Le président vénézuélien, Nicolas Maduro, montre lors d'une apparition télévisée des équipements saisis, Caracas, 4 mai 2020.

Les États-Unis ont annoncé lundi des sanctions contre une grande société publique chinoise spécialisée dans l'électronique, accusée d'aider le Venezuela à censurer les détracteurs du pouvoir sur internet.

Le Trésor américain va geler les éventuels avoirs aux États-Unis de la China National Electronics Import and Export Corporation (CEIEC) et de toute entreprise dont la compagnie d'État détiendrait au moins 50% du capital.
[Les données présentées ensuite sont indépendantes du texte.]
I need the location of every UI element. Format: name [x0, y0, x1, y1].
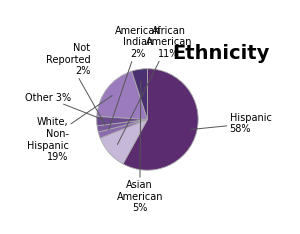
Text: American
Indian
2%: American Indian 2%: [109, 26, 161, 130]
Wedge shape: [132, 69, 147, 119]
Text: Other 3%: Other 3%: [25, 93, 103, 120]
Text: African
American
11%: African American 11%: [117, 26, 192, 144]
Wedge shape: [98, 119, 147, 138]
Wedge shape: [123, 69, 198, 170]
Wedge shape: [100, 119, 147, 164]
Wedge shape: [97, 71, 147, 119]
Text: Not
Reported
2%: Not Reported 2%: [46, 43, 105, 125]
Text: White,
Non-
Hispanic
19%: White, Non- Hispanic 19%: [27, 95, 112, 162]
Text: Hispanic
58%: Hispanic 58%: [190, 113, 272, 134]
Text: Asian
American
5%: Asian American 5%: [116, 81, 163, 213]
Wedge shape: [97, 119, 147, 132]
Wedge shape: [97, 116, 147, 126]
Text: Ethnicity: Ethnicity: [172, 44, 270, 63]
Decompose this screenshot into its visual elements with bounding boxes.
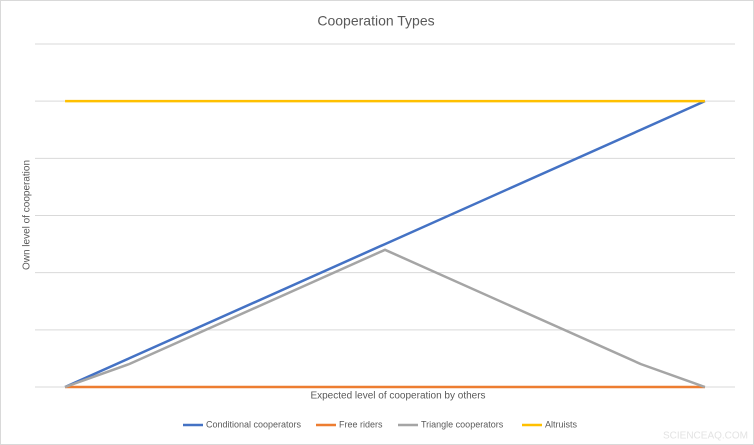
series-line bbox=[64, 100, 706, 389]
chart-title: Cooperation Types bbox=[317, 13, 434, 29]
legend-label: Triangle cooperators bbox=[421, 419, 504, 429]
series-line bbox=[64, 248, 706, 389]
y-axis-label: Own level of cooperation bbox=[22, 160, 33, 270]
x-axis-label: Expected level of cooperation by others bbox=[310, 391, 485, 402]
legend-label: Altruists bbox=[545, 419, 578, 429]
watermark: SCIENCEAQ.COM bbox=[663, 431, 748, 442]
legend-label: Conditional cooperators bbox=[206, 419, 302, 429]
legend-label: Free riders bbox=[339, 419, 383, 429]
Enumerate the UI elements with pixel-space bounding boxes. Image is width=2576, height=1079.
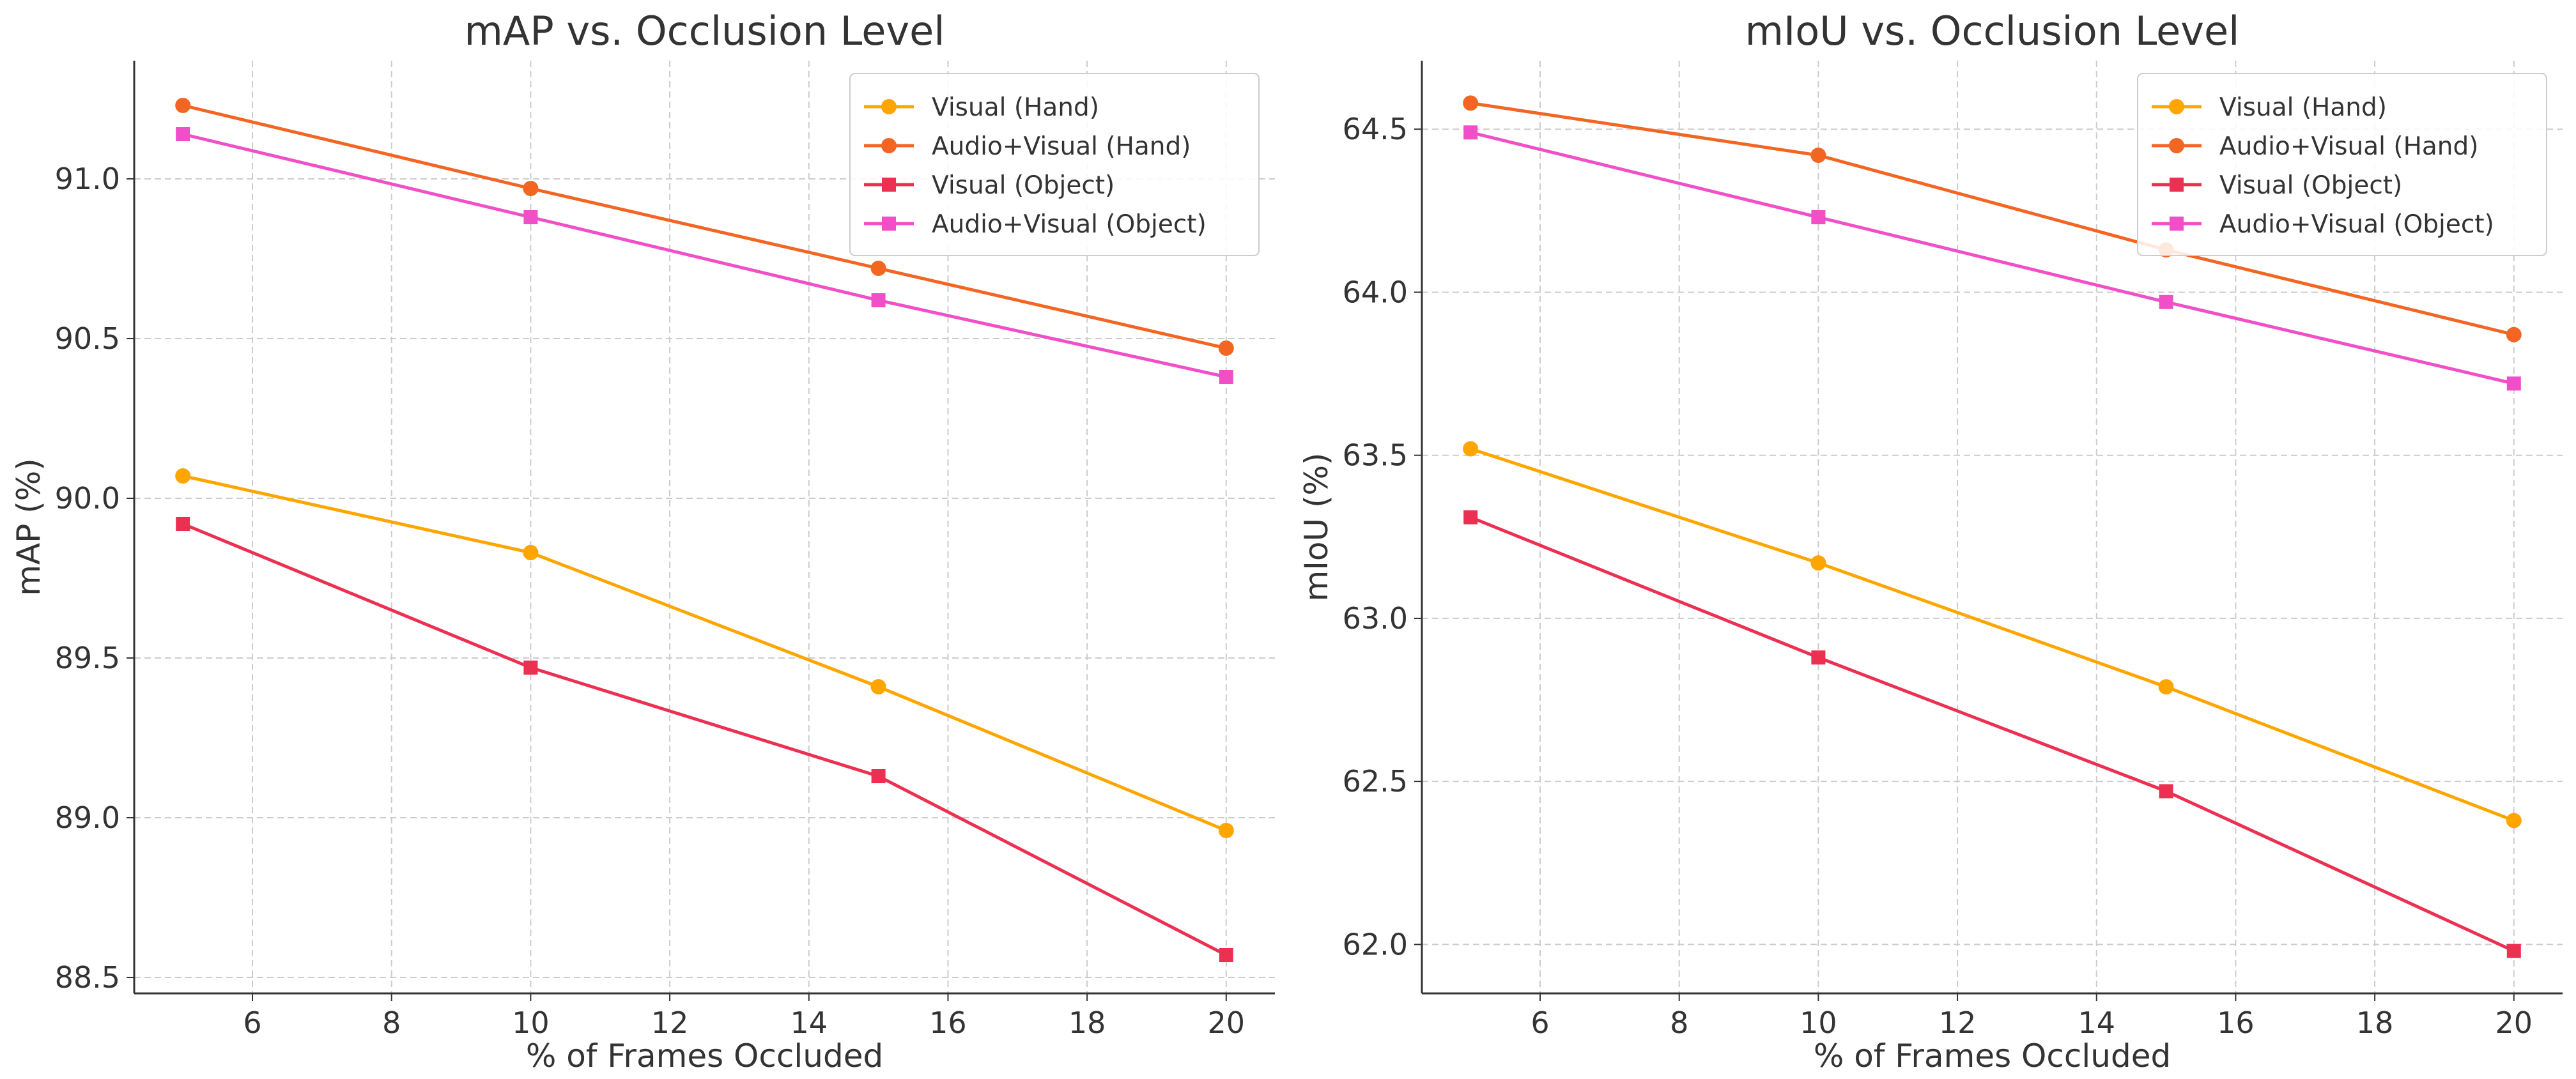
miou-series-3-point-1 [1811, 210, 1826, 225]
map-x-tick-label-0: 6 [243, 1006, 261, 1040]
map-series-line-2 [182, 522, 1227, 957]
miou-series-line-1 [1470, 101, 2515, 337]
miou-legend-box [2137, 73, 2547, 256]
map-series-0-point-2 [870, 679, 886, 694]
miou-series-2-point-3 [2506, 944, 2521, 958]
map-series-line-3 [182, 132, 1227, 379]
map-series-0-point-1 [523, 545, 539, 560]
miou-series-line-0 [1470, 447, 2515, 822]
map-series-0-point-3 [1218, 823, 1234, 838]
map-x-tick-label-5: 16 [929, 1006, 967, 1040]
map-series-line-1 [182, 103, 1227, 350]
map-y-tick-label-1: 89.0 [55, 800, 120, 835]
map-series-2-point-0 [176, 517, 190, 531]
map-series-3-point-2 [871, 293, 886, 307]
miou-x-tick-label-0: 6 [1531, 1006, 1549, 1040]
map-series-2-point-3 [1219, 948, 1233, 962]
miou-series-line-2 [1470, 516, 2515, 953]
miou-series-line-3 [1470, 130, 2515, 385]
miou-y-tick-label-0: 62.0 [1343, 927, 1408, 961]
miou-series-1-point-3 [2506, 326, 2522, 342]
map-legend-marker-1 [881, 138, 897, 153]
map-legend-label-1: Audio+Visual (Hand) [932, 132, 1191, 161]
map-series-3-point-0 [176, 127, 190, 141]
map-series-1-point-1 [523, 181, 539, 196]
miou-x-axis-label: % of Frames Occluded [1814, 1037, 2171, 1075]
miou-series-2-point-2 [2159, 784, 2173, 799]
miou-legend-marker-3 [2170, 217, 2184, 231]
map-x-tick-label-3: 12 [651, 1006, 689, 1040]
map-legend-box [849, 73, 1260, 256]
miou-x-tick-label-1: 8 [1670, 1006, 1688, 1040]
map-x-tick-label-4: 14 [790, 1006, 828, 1040]
miou-y-tick-label-2: 63.0 [1343, 601, 1408, 636]
miou-series-3-point-0 [1463, 125, 1478, 140]
miou-series-2-point-1 [1811, 650, 1826, 665]
miou-y-axis-label: mIoU (%) [1298, 452, 1335, 601]
map-x-tick-label-7: 20 [1208, 1006, 1246, 1040]
map-x-tick-label-1: 8 [382, 1006, 401, 1040]
map-chart-panel: 6 8 10 12 14 16 18 20 88.5 89.0 89.5 90.0 90.5 91.0 mA… [10, 8, 1275, 1075]
map-y-tick-label-4: 90.5 [55, 321, 120, 356]
miou-chart-title: mIoU vs. Occlusion Level [1745, 8, 2240, 54]
map-legend-label-3: Audio+Visual (Object) [932, 210, 1207, 239]
map-series-1-point-2 [870, 261, 886, 276]
map-x-axis-label: % of Frames Occluded [526, 1037, 883, 1075]
map-y-tick-label-2: 89.5 [55, 641, 120, 675]
miou-y-tick-label-5: 64.5 [1343, 112, 1408, 146]
miou-legend-marker-1 [2169, 138, 2184, 153]
miou-series-0-point-1 [1810, 555, 1826, 571]
map-y-axis-label: mAP (%) [10, 458, 47, 595]
map-series-0-point-0 [175, 468, 191, 484]
map-series-1-point-3 [1218, 341, 1234, 356]
map-series-2-point-2 [871, 769, 886, 783]
miou-chart-panel: 6 8 10 12 14 16 18 20 62.0 62.5 63.0 63.5 64.0 64.5 mI… [1298, 8, 2563, 1075]
miou-y-tick-label-4: 64.0 [1343, 275, 1408, 309]
miou-y-tick-label-1: 62.5 [1343, 764, 1408, 799]
miou-legend-label-3: Audio+Visual (Object) [2219, 210, 2494, 239]
miou-series-3-point-2 [2159, 295, 2173, 309]
map-x-tick-label-2: 10 [512, 1006, 550, 1040]
miou-series-0-point-2 [2158, 679, 2174, 695]
map-legend-marker-3 [882, 217, 896, 231]
map-series-line-0 [182, 474, 1227, 832]
miou-series-3-point-3 [2506, 376, 2521, 391]
map-y-tick-label-3: 90.0 [55, 481, 120, 516]
map-chart-title: mAP vs. Occlusion Level [465, 8, 945, 54]
miou-legend-marker-2 [2170, 178, 2184, 192]
map-series-2-point-1 [523, 661, 538, 675]
miou-series-2-point-0 [1463, 510, 1478, 524]
miou-series-0-point-3 [2506, 813, 2522, 829]
map-x-tick-label-6: 18 [1068, 1006, 1106, 1040]
miou-x-tick-label-5: 16 [2217, 1006, 2255, 1040]
miou-legend-label-1: Audio+Visual (Hand) [2219, 132, 2478, 161]
map-legend-label-2: Visual (Object) [932, 171, 1114, 200]
miou-series-0-point-0 [1463, 441, 1479, 457]
miou-legend-label-0: Visual (Hand) [2219, 93, 2387, 122]
map-y-tick-label-0: 88.5 [55, 960, 120, 995]
miou-x-tick-label-3: 12 [1939, 1006, 1977, 1040]
map-legend-label-0: Visual (Hand) [932, 93, 1099, 122]
miou-series-1-point-1 [1810, 148, 1826, 164]
miou-x-tick-label-6: 18 [2356, 1006, 2394, 1040]
miou-y-tick-label-3: 63.5 [1343, 438, 1408, 473]
map-y-tick-label-5: 91.0 [55, 162, 120, 196]
miou-legend-label-2: Visual (Object) [2219, 171, 2402, 200]
miou-series-1-point-0 [1463, 95, 1479, 111]
map-series-3-point-3 [1219, 370, 1233, 384]
map-legend-marker-2 [882, 178, 896, 192]
map-series-3-point-1 [523, 210, 538, 224]
miou-x-tick-label-7: 20 [2495, 1006, 2533, 1040]
miou-x-tick-label-4: 14 [2078, 1006, 2115, 1040]
miou-legend-marker-0 [2169, 99, 2184, 114]
map-series-1-point-0 [175, 98, 191, 113]
map-legend-marker-0 [881, 99, 897, 114]
miou-x-tick-label-2: 10 [1800, 1006, 1837, 1040]
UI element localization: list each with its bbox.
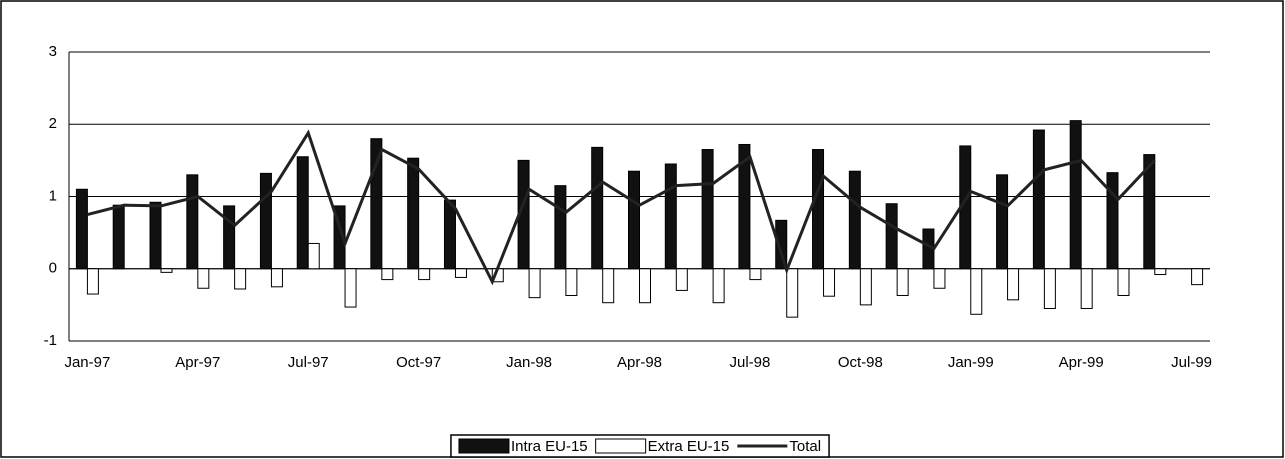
- bar: [675, 268, 688, 291]
- bar: [848, 170, 861, 270]
- x-tick-label: Jul-99: [1171, 354, 1212, 371]
- bar: [812, 149, 825, 270]
- bar: [381, 268, 394, 281]
- bar: [664, 163, 677, 270]
- bar: [528, 268, 541, 299]
- x-tick-label: Oct-98: [838, 354, 883, 371]
- bar: [565, 268, 578, 296]
- bar: [86, 268, 99, 295]
- bar: [407, 157, 420, 270]
- legend-label: Total: [789, 438, 821, 455]
- bar: [896, 268, 909, 296]
- bar: [591, 146, 604, 270]
- bar: [1080, 268, 1093, 309]
- bar: [859, 268, 872, 306]
- legend-label: Extra EU-15: [648, 438, 730, 455]
- bar: [1117, 268, 1130, 296]
- bar: [454, 268, 467, 278]
- bar: [75, 188, 88, 270]
- bar: [775, 219, 788, 270]
- x-tick-label: Jul-98: [729, 354, 770, 371]
- bar: [786, 268, 799, 318]
- y-tick-label: 1: [49, 187, 57, 204]
- bar: [1032, 129, 1045, 270]
- legend-swatch: [595, 438, 647, 454]
- bar: [344, 268, 357, 308]
- bar: [1154, 268, 1167, 276]
- x-tick-label: Oct-97: [396, 354, 441, 371]
- bar: [186, 174, 199, 270]
- bar: [738, 143, 751, 270]
- x-tick-label: Apr-99: [1059, 354, 1104, 371]
- bar: [112, 204, 125, 270]
- bar: [1043, 268, 1056, 309]
- bar: [749, 268, 762, 281]
- bar: [628, 170, 640, 270]
- bar: [554, 185, 567, 270]
- bar: [197, 268, 210, 289]
- bar: [970, 268, 983, 315]
- bar: [259, 172, 272, 270]
- bar: [885, 203, 898, 270]
- bar: [443, 199, 456, 270]
- bar: [307, 242, 320, 270]
- bar: [996, 174, 1009, 270]
- bar: [712, 268, 725, 304]
- bar: [160, 268, 173, 273]
- bar: [296, 156, 309, 270]
- x-tick-label: Jan-99: [948, 354, 994, 371]
- bar: [333, 205, 346, 270]
- bar: [933, 268, 946, 289]
- bar: [370, 138, 383, 270]
- legend-label: Intra EU-15: [511, 438, 588, 455]
- x-tick-label: Jan-97: [64, 354, 110, 371]
- bar: [149, 201, 162, 270]
- bar: [1143, 154, 1156, 270]
- y-tick-label: 3: [49, 43, 57, 60]
- legend-swatch: [458, 438, 510, 454]
- bar: [602, 268, 615, 304]
- x-tick-label: Jan-98: [506, 354, 552, 371]
- bar: [223, 205, 236, 270]
- bar: [823, 268, 836, 297]
- bar: [1106, 172, 1119, 270]
- bar: [234, 268, 247, 290]
- y-tick-label: 0: [49, 260, 57, 277]
- bar: [270, 268, 283, 288]
- y-tick-label: -1: [44, 332, 57, 349]
- bar: [701, 149, 714, 270]
- bar: [1191, 268, 1204, 286]
- y-tick-label: 2: [49, 115, 57, 132]
- bar: [1069, 120, 1082, 270]
- x-tick-label: Apr-97: [175, 354, 220, 371]
- bar: [418, 268, 431, 281]
- bar: [639, 268, 651, 304]
- x-tick-label: Jul-97: [288, 354, 329, 371]
- x-tick-label: Apr-98: [617, 354, 662, 371]
- bar: [1007, 268, 1020, 301]
- line: [87, 129, 1156, 286]
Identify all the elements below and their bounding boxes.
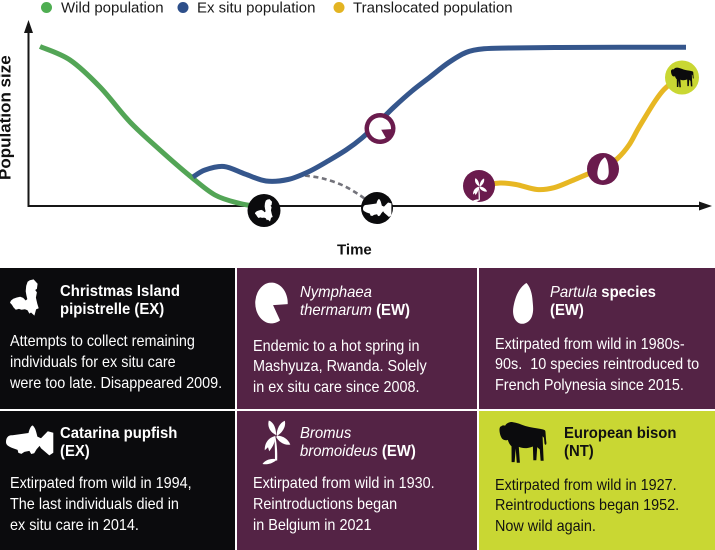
svg-text:Population size: Population size bbox=[0, 55, 15, 180]
svg-text:Wild population: Wild population bbox=[61, 0, 164, 17]
svg-text:Time: Time bbox=[337, 242, 372, 259]
svg-text:Translocated population: Translocated population bbox=[353, 0, 513, 17]
svg-text:Ex situ population: Ex situ population bbox=[197, 0, 315, 17]
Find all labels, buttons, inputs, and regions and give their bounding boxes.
Ces sanctions leur bloquent aussi l'accès au système financier américain.

Selon Washington, la CEIEC apporte son expertise à l'entreprise publique de télécommunications du Venezuela, qui a bloqué des médias indépendants ainsi que des retransmissions en streaming du chef de l'opposition Juan Guaido, reconnu comme président par intérim par le gouvernement américain et de nombreux autres pays européens et sud-américains.

La société chinoise offre, d'après le Trésor américain, une "version commerciale du +Great Firewall+ de Pékin" -- jeu de mots sur la Grande Muraille de Chine (Great Wall) et le pare-feu (firewall) pour décrire le filtre mis en place par le pouvoir communiste afin d'éviter tout accès des Chinois à des informations qu'il juge politiquement sensibles.

"Les États-Unis n'hésiteront pas à viser tous ceux qui étouffent la volonté démocratique des Vénézuéliens et d'autres à travers le monde", a prévenu le secrétaire au Trésor Steven Mnuchin dans un communiqué.

La Chine est un des principaux soutiens et partenaires commerciaux du Venezuela du président Nicolas Maduro, qui résiste à la pression économique de Washington pour le chasser du pouvoir.

Caracas organise dimanche des élections législatives à l'occasion desquelles le dirigeant socialiste espère reprendre le contrôle de l'Assemblée nationale, seule institution contrôlée par l'opposition.

Juan Guaido appelle au boycott de ce qu'il considère, à l'instar de nombreux observateurs internationaux, comme un processus truqué.

Selon le chef de la diplomatie américaine Mike Pompeo, la CEIEC "soutient les efforts vicieux du régime Maduro pour réprimer la contestation politique et saper les processus démocratiques depuis 2017".

"Les tentatives désespérées de Maduro pour manipuler les processus démocratiques montrent sans l'ombre d'un doute que toute élection organisée par un régime illégitime ne sera ni libre ni juste, à commencer par les élections parlementaires du 6 décembre", a-t-il affirmé dans un communiqué.